Vladimir Socor of the Jamestown Foundation’s Eurasia Daily Monitor writes of a new deal between Gazprom and Uzbekistan that increases the amount of gas the Uzbeks will supply, and raises the price from $65/mcm to $100/mcm. Socor also claims that “Gazprom delivers the gas [to Europe] at prices in the range of $300 per 1,000 cubic meters in 2007.” I have not seen reports of these prices for European gas, so I am inquiring about the source of this data. Even at a delivered price of $230 in Germany and a $100 price in Uzbekistan, the calculations in my earlier “Yes, But What Kind of Market?” post demonstrate that the margin is very fat; a $300 price in Europe pushes the margin beyond fat.
Articles last week also reported that Gazprom was squeezing not just furriners, but Russian electricity suppliers as well. Russian electrical utilities have to meet their gas needs in excess of their long term contractual purchases at an auction. Gazprom, as the only transporter, extracts a very healthy margin on these purchases.

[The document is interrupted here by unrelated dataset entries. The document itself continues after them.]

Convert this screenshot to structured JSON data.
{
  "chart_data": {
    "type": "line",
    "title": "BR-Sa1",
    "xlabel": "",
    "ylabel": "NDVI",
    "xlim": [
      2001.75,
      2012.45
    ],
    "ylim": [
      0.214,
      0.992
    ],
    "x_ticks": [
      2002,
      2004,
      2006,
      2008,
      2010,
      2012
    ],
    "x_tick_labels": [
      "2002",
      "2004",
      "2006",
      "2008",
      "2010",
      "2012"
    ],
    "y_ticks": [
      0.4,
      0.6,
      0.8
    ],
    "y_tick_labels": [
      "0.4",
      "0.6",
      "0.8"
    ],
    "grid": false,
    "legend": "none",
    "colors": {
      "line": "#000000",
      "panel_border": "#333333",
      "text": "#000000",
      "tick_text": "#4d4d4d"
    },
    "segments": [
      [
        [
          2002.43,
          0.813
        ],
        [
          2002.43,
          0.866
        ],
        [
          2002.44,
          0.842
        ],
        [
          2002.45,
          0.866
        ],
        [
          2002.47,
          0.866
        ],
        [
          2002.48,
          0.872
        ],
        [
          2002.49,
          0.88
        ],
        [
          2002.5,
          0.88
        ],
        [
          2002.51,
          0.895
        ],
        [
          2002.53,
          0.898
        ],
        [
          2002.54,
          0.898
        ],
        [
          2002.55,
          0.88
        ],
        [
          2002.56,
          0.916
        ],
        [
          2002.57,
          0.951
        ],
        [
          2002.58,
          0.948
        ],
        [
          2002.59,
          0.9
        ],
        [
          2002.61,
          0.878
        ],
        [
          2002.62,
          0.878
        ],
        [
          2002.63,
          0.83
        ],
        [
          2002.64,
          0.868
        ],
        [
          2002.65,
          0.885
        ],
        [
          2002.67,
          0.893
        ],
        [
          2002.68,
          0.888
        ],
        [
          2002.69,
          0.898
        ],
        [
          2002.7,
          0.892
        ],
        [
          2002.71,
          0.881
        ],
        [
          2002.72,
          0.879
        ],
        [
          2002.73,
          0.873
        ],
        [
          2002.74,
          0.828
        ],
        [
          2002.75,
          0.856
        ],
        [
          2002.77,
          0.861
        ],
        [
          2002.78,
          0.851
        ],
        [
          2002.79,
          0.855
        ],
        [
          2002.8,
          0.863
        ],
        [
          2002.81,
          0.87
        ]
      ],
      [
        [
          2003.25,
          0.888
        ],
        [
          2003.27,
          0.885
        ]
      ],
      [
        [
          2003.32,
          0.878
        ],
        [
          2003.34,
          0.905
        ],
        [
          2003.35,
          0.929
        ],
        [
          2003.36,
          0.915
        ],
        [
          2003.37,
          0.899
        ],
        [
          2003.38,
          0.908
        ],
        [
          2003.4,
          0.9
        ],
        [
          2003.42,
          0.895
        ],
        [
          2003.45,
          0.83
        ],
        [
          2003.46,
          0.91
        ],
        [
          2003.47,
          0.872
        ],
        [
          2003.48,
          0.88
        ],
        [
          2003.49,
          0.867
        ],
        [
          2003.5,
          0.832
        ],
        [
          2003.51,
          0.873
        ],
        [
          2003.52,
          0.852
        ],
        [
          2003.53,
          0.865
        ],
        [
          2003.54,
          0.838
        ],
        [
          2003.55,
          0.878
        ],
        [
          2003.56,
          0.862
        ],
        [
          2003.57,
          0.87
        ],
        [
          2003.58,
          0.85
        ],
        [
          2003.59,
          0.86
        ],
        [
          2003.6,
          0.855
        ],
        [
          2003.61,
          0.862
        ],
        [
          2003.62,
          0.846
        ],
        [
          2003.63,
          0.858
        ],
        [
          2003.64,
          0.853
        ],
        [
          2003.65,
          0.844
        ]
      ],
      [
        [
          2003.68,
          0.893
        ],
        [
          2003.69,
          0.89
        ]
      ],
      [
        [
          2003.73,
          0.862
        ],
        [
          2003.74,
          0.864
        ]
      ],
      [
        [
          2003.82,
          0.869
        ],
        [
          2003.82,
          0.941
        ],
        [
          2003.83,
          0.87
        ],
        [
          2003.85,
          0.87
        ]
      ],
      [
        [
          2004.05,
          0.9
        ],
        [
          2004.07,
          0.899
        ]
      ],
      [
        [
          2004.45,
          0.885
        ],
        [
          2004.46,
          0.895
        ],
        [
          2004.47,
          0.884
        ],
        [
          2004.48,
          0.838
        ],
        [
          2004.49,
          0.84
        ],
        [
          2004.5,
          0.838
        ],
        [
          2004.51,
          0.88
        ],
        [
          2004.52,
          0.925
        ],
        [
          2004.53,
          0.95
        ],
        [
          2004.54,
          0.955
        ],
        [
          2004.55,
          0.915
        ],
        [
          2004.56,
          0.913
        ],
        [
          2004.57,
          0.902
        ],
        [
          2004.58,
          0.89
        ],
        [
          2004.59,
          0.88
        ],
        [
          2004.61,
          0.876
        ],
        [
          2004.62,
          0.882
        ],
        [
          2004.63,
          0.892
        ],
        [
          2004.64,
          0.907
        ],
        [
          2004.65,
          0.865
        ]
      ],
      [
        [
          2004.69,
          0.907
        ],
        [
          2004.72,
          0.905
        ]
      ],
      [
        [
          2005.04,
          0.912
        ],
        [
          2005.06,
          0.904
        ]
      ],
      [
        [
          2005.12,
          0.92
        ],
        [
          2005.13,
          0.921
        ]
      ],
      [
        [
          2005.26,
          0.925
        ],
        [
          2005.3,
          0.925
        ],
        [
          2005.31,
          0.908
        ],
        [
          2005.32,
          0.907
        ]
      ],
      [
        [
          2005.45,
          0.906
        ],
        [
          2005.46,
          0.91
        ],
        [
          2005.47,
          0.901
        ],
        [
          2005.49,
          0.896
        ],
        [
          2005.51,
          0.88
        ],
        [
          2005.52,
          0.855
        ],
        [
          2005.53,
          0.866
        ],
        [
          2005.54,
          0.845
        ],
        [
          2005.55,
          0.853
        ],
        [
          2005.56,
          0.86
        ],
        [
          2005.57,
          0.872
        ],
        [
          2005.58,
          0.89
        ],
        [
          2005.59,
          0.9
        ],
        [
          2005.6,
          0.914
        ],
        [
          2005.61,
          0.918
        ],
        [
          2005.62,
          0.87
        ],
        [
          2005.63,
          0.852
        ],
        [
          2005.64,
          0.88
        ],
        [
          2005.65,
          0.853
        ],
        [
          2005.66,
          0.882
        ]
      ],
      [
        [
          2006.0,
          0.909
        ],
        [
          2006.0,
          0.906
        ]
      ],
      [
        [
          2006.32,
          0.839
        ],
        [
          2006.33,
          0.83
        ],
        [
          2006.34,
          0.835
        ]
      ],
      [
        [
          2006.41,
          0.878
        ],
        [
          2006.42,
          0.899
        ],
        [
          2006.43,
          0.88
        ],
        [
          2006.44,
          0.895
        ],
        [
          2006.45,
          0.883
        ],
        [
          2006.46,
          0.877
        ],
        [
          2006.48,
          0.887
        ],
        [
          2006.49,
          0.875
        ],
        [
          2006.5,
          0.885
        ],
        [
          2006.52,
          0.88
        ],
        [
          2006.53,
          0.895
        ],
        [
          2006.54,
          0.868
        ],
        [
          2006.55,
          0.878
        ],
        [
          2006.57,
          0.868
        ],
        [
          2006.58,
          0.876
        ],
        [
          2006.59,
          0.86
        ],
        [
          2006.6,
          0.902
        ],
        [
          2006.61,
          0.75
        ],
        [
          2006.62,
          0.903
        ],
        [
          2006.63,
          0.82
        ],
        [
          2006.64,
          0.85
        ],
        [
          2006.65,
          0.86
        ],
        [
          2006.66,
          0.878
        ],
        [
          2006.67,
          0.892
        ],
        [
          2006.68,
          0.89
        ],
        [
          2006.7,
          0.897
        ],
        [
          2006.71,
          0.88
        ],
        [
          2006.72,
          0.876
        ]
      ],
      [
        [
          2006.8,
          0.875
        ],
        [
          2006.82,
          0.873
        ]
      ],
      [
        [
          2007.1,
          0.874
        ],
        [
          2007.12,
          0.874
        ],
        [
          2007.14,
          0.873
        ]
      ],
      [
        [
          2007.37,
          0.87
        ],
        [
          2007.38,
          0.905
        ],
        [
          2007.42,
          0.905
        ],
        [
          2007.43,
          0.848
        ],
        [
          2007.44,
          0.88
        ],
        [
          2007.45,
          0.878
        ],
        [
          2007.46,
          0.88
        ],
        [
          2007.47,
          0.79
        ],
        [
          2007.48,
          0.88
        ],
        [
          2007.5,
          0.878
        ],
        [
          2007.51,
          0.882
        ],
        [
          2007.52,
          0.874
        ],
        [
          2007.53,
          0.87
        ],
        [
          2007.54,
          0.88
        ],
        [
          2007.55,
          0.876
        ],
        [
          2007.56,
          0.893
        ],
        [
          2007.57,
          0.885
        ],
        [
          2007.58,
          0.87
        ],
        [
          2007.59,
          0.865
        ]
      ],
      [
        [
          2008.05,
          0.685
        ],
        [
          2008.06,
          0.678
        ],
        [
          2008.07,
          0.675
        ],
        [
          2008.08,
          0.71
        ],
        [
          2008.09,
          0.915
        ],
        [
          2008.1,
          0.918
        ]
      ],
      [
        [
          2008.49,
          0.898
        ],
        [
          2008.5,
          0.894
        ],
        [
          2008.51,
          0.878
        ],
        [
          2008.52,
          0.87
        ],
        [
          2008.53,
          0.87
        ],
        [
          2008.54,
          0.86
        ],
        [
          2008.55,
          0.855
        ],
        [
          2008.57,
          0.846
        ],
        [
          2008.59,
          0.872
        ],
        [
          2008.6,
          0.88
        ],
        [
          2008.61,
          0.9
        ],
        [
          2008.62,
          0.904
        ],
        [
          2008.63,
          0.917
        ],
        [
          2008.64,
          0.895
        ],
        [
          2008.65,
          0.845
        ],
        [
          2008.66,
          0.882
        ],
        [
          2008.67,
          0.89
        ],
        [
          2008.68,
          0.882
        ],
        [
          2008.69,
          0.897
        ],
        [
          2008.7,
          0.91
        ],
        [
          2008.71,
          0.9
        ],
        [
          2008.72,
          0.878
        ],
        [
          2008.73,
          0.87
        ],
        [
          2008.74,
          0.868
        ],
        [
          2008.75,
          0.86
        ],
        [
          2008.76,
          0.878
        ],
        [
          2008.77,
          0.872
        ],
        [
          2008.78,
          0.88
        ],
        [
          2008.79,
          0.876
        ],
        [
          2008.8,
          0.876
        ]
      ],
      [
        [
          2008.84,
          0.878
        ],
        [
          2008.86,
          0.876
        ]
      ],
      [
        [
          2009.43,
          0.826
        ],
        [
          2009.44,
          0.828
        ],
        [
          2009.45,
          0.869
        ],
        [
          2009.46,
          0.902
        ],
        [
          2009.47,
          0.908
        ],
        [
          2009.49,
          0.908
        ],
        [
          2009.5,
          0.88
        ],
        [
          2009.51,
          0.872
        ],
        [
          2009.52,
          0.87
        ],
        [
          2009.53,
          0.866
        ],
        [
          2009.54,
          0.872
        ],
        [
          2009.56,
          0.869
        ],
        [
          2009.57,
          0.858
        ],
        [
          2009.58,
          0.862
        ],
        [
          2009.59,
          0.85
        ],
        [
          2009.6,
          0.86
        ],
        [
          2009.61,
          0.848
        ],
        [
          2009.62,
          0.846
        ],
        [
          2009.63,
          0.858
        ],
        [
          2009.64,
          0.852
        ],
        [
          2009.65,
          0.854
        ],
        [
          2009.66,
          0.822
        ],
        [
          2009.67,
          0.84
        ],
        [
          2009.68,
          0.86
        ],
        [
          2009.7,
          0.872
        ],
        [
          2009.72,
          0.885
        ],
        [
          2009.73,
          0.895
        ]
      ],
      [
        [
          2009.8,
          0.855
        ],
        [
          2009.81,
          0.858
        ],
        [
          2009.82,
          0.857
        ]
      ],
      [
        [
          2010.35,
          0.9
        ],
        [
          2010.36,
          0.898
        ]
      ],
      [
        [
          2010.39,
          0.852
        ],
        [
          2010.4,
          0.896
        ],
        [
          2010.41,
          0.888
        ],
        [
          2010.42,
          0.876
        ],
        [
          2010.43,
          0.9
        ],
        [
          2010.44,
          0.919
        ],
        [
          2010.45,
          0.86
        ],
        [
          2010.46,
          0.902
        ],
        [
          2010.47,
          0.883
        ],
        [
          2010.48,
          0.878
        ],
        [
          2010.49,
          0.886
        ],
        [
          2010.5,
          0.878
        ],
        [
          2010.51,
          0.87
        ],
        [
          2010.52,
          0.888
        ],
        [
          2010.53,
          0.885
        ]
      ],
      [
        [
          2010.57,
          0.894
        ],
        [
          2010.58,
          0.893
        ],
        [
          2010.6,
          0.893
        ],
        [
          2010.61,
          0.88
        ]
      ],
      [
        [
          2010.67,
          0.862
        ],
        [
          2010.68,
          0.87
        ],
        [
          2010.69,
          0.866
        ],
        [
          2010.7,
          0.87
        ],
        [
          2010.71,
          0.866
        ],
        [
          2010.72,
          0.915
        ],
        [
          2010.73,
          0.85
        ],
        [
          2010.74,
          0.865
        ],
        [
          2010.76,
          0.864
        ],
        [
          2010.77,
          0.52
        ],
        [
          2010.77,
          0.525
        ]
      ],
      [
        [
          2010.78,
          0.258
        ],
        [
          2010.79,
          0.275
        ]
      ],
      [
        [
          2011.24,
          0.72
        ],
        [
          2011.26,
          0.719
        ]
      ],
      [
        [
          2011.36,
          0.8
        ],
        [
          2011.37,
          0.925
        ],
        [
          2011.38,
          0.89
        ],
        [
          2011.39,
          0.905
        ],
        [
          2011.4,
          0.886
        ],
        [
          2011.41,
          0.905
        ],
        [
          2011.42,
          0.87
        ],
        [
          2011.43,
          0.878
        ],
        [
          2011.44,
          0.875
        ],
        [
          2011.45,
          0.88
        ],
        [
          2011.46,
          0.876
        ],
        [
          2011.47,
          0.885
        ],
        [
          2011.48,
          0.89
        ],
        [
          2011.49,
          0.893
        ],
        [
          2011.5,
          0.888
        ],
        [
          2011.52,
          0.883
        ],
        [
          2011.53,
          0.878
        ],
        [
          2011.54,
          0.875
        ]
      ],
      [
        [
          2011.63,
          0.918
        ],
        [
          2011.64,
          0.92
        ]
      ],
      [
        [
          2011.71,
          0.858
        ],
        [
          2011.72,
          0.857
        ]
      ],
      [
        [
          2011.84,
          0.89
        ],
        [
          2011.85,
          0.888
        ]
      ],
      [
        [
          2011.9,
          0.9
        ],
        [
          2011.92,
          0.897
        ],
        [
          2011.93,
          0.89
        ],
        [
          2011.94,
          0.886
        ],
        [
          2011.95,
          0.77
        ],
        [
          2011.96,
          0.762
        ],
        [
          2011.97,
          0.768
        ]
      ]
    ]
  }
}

The Uzbek story also claims that the Russia-Uzbekistan deal is part of the Kremlin’s long term plan to lock up gas supplies in order to increase their leverage over the Europeans. Hello, anybody home? Anybody paying attention? Wakeup call number . . . well, to tell you the truth I’ve lost count. Using Uzbekistan, Kazakhstan, and Turkmenistan to supply gas also helps address Gazprom’s own production problems.
A trans-Caspian pipeline would redound to the great benefit of the ‘Stans, Azerbaijan, Georgia, and the Europeans. It would outflank Russia, and allow direct European customer access to the ‘Stans, thereby raising prices there and lowering them in Europe. It is technologically feasible (and certainly far more economically and environmentally sensible than Nordstream). Moreover, it would deprive Gazprom of the gas piggybank that it draws on to offset its own declining production. European, American, and Turkish diplomatic efforts should be focused on making this a reality. It is Russia/Gazprom’s biggest vulnerability. There would be a major brawl over this, as it strikes at the heart of Russia’s long term strategy to exploit energy for economic and political purposes, but it is a battle well worth fighting.